We have already been asked to make Flite much smaller. By moving to spike excite LPC or similarly encoding the residual into a smaller form, we can reduce the size of the diphone database to 423 kilobytes from 2.1 megabytes. Removing certain diphones is also possible as not all diphones are distinct, e.g a vowel going into different stops are often close enough to be rendered with the same diphone. We can probably encode the LPC coefficients by quantizing them and our other work is already looking at acoustic modeling to find acoustically distinct units so that much smaller databases than a standard diphone set will be possible. Though of course there will be the consequence of degraded quality.
The lexicon is still the largest single item, but we can prune the exception list aggressively reducing the lexicon footprint to a few hundred kilobytes. However, this probably deserves more study. Tailoring the lexicon to the domain the application to run in is always a good thing to do.

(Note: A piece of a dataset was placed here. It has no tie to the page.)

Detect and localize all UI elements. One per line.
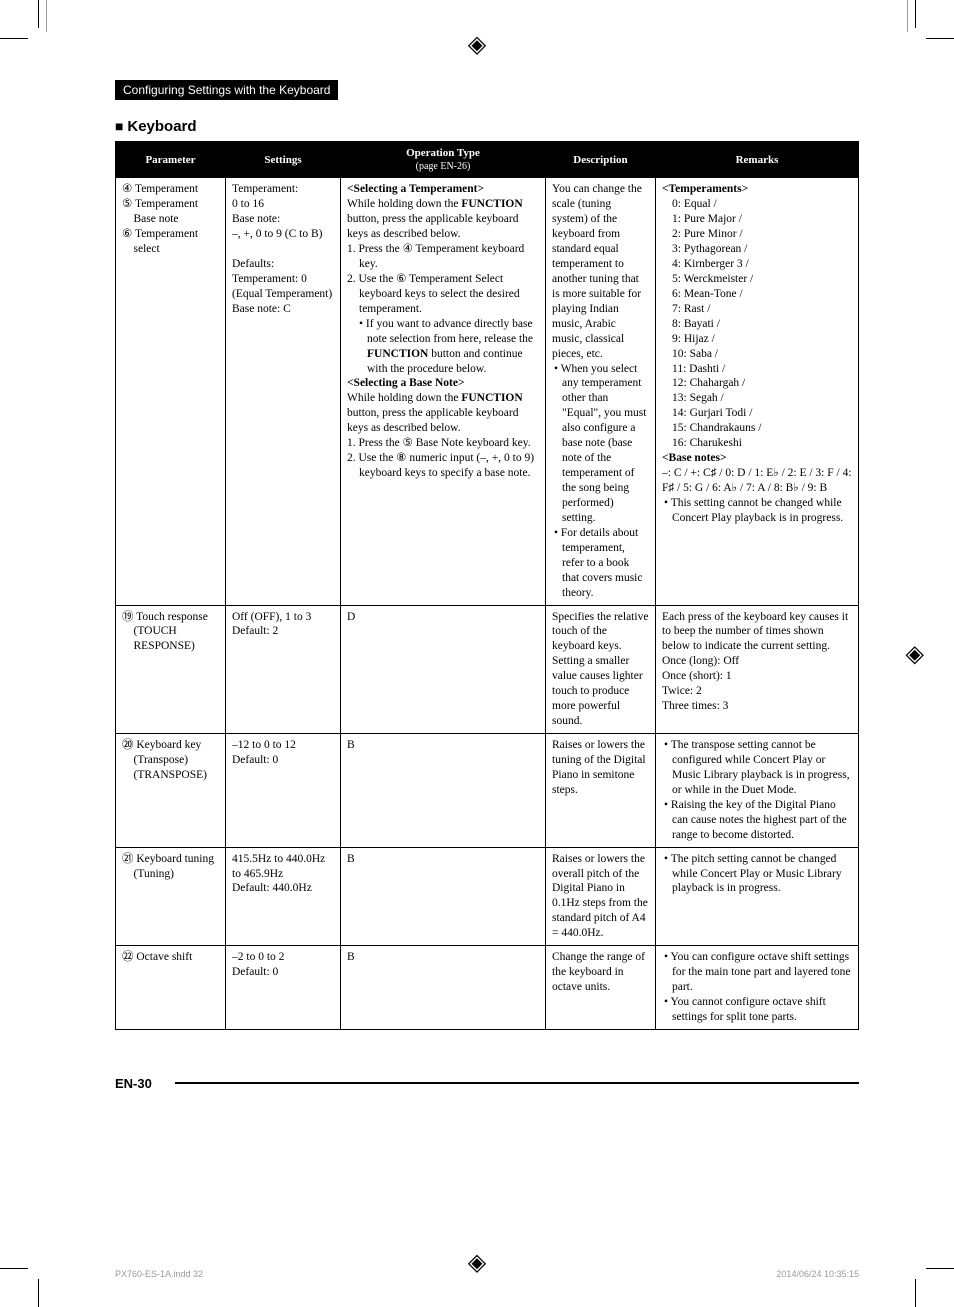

With our present models and techniques we know we can make a full synthesizer with a footprint of 512K for code and data and use less than 512K of memory (assuming streaming synthesis). Though there are still requests for smaller footprints especially with respect to RAM requirements as battery power for RAM is expensive and some embedded systems have as little as 2K of memory, and if we wish to deliver speech synthesis in games, toys etc. meeting such targets would be good. Although we have not looked closely at this, we feel Flite is a basis from which to approach this problem.